Molecular Imaging Insider

Dear Molecular Imaging Insider,

This edition of the Insider offers details on a study that explored the issue of attenuation correction in PET/MRI.

Researchers from Rigshospitalet in Copenhagen are advising PET/MRI users to account for bone attenuation in order to eliminate bias in tracer uptake of bony and soft-tissue lesions when employing standard MR attenuation correction. The corrections in accuracy and reliability are necessary to make PET/MRI a "routine imaging modality" for the detection of lesions and in follow-up examinations of patients with lesions anywhere in the body.

From Belgium comes research that FDG-PET scans are more useful than functional MRI in identifying which severely brain damaged individuals in vegetative states have the potential to recover consciousness. The study is the first time that researchers have tested the diagnostic accuracy of functional brain imaging techniques in clinical practice, and suggests that FDG-PET can reveal cognitive processes that are not visible through traditional bedside tests.
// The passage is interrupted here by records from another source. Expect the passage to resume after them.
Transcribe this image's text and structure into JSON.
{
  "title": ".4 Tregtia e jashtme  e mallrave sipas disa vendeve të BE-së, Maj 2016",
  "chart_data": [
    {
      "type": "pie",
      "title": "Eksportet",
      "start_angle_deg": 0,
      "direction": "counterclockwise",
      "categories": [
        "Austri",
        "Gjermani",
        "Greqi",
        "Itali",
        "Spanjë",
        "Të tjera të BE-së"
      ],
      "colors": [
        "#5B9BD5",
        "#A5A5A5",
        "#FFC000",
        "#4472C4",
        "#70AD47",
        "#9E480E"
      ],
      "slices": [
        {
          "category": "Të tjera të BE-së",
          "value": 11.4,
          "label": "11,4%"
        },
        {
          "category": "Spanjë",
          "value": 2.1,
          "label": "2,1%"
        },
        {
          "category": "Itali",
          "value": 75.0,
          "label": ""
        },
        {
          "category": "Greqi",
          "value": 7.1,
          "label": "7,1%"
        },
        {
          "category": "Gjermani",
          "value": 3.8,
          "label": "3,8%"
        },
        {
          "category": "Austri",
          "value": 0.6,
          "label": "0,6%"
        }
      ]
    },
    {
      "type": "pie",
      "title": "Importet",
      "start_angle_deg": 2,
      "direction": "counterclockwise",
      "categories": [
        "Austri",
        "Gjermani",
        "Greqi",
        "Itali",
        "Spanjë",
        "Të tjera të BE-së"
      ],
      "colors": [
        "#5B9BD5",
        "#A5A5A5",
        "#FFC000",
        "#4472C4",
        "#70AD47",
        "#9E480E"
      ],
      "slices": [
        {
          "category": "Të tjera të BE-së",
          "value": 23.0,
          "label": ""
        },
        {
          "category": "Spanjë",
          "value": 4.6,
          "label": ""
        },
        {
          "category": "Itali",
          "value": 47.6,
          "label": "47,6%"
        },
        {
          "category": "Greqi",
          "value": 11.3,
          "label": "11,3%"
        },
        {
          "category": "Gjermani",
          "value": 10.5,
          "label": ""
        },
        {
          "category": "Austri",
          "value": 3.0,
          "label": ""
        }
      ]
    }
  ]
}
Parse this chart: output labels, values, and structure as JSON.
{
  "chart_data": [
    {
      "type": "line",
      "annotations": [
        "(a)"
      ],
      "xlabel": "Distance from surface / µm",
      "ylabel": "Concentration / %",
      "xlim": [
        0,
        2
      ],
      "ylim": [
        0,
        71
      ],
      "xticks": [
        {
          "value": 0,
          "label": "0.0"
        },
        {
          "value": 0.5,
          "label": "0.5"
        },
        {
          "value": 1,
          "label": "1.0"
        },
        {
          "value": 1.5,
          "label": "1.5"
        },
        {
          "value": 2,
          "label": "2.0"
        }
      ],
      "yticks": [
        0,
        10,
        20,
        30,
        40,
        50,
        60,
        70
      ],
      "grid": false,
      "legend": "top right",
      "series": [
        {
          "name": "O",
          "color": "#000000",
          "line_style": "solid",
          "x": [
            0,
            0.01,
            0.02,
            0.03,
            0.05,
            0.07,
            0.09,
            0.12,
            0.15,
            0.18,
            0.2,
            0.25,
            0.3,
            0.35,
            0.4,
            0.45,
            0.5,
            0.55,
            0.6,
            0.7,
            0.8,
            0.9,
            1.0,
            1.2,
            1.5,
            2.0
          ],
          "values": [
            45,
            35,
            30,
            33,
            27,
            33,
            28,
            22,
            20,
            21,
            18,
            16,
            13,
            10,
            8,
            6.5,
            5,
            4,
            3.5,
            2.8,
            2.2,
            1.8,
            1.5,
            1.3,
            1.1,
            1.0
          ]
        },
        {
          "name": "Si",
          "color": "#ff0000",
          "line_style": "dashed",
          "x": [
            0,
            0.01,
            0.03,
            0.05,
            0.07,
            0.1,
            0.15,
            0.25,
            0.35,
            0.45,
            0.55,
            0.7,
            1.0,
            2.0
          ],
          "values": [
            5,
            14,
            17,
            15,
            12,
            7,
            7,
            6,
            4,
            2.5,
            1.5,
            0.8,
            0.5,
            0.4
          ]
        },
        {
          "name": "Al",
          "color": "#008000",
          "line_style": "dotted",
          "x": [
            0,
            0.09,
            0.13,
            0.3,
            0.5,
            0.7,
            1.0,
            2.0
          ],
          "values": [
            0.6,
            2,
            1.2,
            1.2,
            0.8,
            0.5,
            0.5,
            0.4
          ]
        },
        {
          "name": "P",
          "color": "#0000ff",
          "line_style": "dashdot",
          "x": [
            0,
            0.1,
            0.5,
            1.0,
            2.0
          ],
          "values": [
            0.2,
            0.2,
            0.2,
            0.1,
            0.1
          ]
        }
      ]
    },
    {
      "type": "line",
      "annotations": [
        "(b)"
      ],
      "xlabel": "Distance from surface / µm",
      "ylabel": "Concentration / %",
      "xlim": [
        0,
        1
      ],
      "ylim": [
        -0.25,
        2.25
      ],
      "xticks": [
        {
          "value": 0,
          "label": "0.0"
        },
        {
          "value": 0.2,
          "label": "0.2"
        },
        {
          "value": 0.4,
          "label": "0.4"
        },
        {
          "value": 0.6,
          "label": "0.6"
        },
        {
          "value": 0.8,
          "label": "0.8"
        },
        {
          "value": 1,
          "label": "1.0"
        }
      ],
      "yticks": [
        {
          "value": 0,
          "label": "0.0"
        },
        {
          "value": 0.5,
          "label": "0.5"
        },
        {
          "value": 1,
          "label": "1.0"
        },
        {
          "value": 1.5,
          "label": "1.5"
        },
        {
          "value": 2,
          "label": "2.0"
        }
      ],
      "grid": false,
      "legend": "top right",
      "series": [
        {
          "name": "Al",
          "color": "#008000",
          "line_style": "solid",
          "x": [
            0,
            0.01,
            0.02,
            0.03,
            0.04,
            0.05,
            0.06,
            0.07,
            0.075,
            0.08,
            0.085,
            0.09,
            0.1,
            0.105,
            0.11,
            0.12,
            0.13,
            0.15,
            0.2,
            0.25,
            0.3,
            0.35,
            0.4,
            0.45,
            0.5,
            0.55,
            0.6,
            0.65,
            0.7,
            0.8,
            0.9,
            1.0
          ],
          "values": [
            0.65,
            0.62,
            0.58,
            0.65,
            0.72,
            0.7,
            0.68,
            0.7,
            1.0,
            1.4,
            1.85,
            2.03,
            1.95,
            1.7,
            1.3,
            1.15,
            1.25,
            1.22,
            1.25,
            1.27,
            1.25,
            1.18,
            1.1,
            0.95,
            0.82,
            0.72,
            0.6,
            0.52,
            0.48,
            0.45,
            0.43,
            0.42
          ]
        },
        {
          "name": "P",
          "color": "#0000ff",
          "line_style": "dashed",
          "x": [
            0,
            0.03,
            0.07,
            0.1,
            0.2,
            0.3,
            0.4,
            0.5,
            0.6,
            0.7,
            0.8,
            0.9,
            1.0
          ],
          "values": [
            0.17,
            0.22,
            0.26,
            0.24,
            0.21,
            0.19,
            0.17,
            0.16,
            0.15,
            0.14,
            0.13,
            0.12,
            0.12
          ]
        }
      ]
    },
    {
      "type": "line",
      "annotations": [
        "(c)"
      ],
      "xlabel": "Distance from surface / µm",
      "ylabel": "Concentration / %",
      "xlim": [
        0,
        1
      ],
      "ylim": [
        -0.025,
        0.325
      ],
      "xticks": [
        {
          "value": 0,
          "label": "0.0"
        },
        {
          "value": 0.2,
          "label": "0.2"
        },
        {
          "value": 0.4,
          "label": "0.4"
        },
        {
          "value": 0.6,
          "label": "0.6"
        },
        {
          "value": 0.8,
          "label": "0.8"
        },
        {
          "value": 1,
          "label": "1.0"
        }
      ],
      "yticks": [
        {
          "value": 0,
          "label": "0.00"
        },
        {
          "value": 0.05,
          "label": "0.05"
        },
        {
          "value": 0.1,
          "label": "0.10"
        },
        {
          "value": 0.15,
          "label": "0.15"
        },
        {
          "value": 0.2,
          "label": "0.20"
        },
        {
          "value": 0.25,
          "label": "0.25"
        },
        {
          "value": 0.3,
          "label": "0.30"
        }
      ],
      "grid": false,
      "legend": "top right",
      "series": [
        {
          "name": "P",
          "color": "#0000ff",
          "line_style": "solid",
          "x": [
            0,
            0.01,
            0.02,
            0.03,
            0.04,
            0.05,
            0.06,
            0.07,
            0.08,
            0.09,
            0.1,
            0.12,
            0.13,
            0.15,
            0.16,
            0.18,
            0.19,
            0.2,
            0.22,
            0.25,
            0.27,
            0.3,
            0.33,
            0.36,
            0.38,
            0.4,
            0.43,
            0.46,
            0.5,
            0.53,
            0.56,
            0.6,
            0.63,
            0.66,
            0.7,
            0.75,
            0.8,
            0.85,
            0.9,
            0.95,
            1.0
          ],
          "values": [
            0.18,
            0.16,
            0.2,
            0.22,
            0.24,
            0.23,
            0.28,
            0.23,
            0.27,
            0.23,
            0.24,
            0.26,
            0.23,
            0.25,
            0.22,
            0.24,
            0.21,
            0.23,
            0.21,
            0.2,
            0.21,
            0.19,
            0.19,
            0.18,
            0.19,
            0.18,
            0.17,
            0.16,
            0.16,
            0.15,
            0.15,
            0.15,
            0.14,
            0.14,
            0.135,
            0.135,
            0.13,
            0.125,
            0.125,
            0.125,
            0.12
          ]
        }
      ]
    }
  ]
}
Also in the Molecular Imaging Digital Community, the U.K. Royal College of Radiologists (RCR) has published updated recommendations for cross-sectional imaging in cancer management. They can be downloaded free of charge from the RCR's website. The new second edition takes over from the first edition, published in 2006, and brings together PET, MR, and CT in the same document, reflecting the current clinical practice of these complementary techniques.

In the realm of oncology come two studies. Turkish researchers concluded that CT perfusion can be useful in evaluating esophageal cancers with small tumor diameters that are not amenable to assessment with PET/CT.

The second study reinforces FDG-PET/CT's ability to identify possible primary tumors in patients with carcinoma with unknown primary tumor syndrome at a rate comparable to that found in autopsy studies. In addition to spotting a possible primary tumor in 59% of cases, FDG-PET/CT visualized 52% additional tumor manifestations compared with conventional diagnostics.